On Thu, 16 Jan 2014 08:43:34 -0800, Paul Brandon wrote:
>Or maybe a really good situation, depending upon why the articles 
>were retracted.

Allow me to retort:

(1) One thing this pattern implies is that peer-review is broken
in some significant way.  It is not catching those articles that
should not be published (to echo Paul's point, this depends
upon the reason why it was retracted and I'm assuming that 
some serious error exists with the research and/or fraud and/or
other unethical conduct has caused the retraction).

(2) For fans of meta-analysis, if one "captures" a study early and
does not realize that it has been retracted, then their meta-analysis
will be biased.  Just in the 200 articles I looked at, there were
several that came from the Cochrane database; for example:

WITHDRAWN: Herbal medicines for advanced colorectal cancer.
Guo Z, Jia X, Liu JP, Liao J, Yang Y.
Cochrane Database Syst Rev. 2012 Sep 12;9:CD004653. doi: 
10.1002/14651858.CD004653.pub3. Review. No abstract available. 
PMID:22972073 [PubMed - indexed for MEDLINE] 
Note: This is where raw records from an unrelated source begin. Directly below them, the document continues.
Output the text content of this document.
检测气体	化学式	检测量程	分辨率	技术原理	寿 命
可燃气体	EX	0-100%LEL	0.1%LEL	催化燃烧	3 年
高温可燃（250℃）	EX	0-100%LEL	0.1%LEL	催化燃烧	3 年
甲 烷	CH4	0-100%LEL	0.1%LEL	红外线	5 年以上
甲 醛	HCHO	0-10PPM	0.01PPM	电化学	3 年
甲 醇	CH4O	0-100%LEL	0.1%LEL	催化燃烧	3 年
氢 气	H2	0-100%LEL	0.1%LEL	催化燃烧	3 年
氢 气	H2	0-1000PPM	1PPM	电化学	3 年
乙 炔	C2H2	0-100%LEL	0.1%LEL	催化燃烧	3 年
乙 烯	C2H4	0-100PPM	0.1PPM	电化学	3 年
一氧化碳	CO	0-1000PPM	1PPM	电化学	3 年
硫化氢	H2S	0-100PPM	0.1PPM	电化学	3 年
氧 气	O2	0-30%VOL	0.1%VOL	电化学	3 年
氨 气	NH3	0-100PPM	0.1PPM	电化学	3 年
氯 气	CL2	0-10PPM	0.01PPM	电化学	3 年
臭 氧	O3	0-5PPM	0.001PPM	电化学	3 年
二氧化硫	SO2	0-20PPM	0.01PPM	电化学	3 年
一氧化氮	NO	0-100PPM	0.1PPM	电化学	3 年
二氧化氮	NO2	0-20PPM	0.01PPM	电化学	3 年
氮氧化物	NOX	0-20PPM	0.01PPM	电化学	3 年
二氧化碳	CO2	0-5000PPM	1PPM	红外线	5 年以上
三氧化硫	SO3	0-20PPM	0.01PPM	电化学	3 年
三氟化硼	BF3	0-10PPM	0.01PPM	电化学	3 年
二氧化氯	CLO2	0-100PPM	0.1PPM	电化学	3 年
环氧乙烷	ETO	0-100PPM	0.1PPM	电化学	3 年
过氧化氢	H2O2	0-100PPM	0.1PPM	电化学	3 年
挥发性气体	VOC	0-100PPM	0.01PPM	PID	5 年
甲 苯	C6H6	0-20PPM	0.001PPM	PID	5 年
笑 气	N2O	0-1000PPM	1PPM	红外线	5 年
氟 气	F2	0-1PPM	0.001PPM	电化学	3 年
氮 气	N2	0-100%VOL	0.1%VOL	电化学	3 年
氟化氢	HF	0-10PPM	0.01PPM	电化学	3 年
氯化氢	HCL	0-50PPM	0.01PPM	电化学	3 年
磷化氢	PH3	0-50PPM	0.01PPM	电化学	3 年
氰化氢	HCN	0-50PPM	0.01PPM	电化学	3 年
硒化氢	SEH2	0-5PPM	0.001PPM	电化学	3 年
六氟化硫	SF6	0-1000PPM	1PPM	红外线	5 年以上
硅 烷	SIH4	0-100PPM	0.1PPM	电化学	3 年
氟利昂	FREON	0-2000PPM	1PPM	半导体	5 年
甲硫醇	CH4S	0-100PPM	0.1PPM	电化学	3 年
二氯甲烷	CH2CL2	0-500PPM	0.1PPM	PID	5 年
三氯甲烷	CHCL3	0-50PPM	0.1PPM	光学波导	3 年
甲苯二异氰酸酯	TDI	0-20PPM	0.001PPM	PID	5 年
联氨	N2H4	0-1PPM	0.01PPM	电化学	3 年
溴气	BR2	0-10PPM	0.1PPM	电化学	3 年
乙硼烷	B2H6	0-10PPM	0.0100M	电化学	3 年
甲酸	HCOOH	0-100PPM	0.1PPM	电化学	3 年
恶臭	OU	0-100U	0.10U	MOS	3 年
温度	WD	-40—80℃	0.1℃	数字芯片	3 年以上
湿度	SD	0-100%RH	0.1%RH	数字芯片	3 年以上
One wonders what happens to published meta-analysis if one or 
more studies are retracted?  Who changes the paper copies?

(3) I am amazed at there are several articles that are published
"online/Epub" before coming out in paper version.  Consider:

WITHDRAWN: Blm10-proteasomes antagonize mitochondrial 
fission through degradation of Dnm1.
Tar K, Dange T, Yang C, Yao Y, Bulteau AL, Fernandez Salcedo E, 
Braigen S, Bouillaud F, Finley D, Schmidt M.
J Biol Chem. 2014 Jan 8. [Epub ahead of print]
PMID:24285543 [PubMed - as supplied by publisher]  Free Article

I chose this article because PubMed made it freely available as
an Epub (the "Free Article" identifies this; clicking on it now goes
to the publisher's website which indicates that the article has been
retracted but how many people got copies of the article before it
was retracted?).

The "good" aspect is that these research articles were caught but it
does raise question of what percentage are "misses".

I think there's trouble in River City.

-Mike Palij
New York University
[email protected]



On Jan 16, 2014, at 10:18 AM, Mike Palij wrote:

> While looking through www.researchgate.net, I came across an
> article reference that began with the word "WITHDRAWN".
> I interpreted this to mean that the article had been retracted from
> the journal it had been published in for whatever reason (following
> through to the publishers website, there was a vaguely worded
> statement that the author had withdrawn the article consistent
> with some of the publisher's legalese points).  I thought that this
> was a bit odd (e.g., that it was on researchgate which exists
> primarily as a self-promotional platform) and decided to go over
> to Medline/PubMed to see if there were any other article with
> this designation (the article was in a biomedical research area).
> I searched for "WITHDRAWN" in the title of the article and as
> of about 10 minutes ago, there were 1765 hits. PubMed does
> not provide stable URL for searches like this, so, the interested
> reader is encouraged to go to www.pubmed.gov and do the
> search themselves.  Now, it is true that only those articles with
> WITHDRAWN at the beginning of the title appear to be
> retractions and there are some article titles that have withdrawn
> as a legitimate part of the title.  Nonetheless, I set the number
> of articles per page to 200/page and it is clear that 80-90% of
> the articles are retractions (some have "article withdrawn" instead).
>  
> The truly weird part is that in the first 200 articles listed (sorted
> by recently added) the oldest article is from August 2012 --
> the rest of the articles are retractions from 2012-2013.
>  
> WTF!?!
>  
> Am I overreacting to this or is this a really, really bad situation?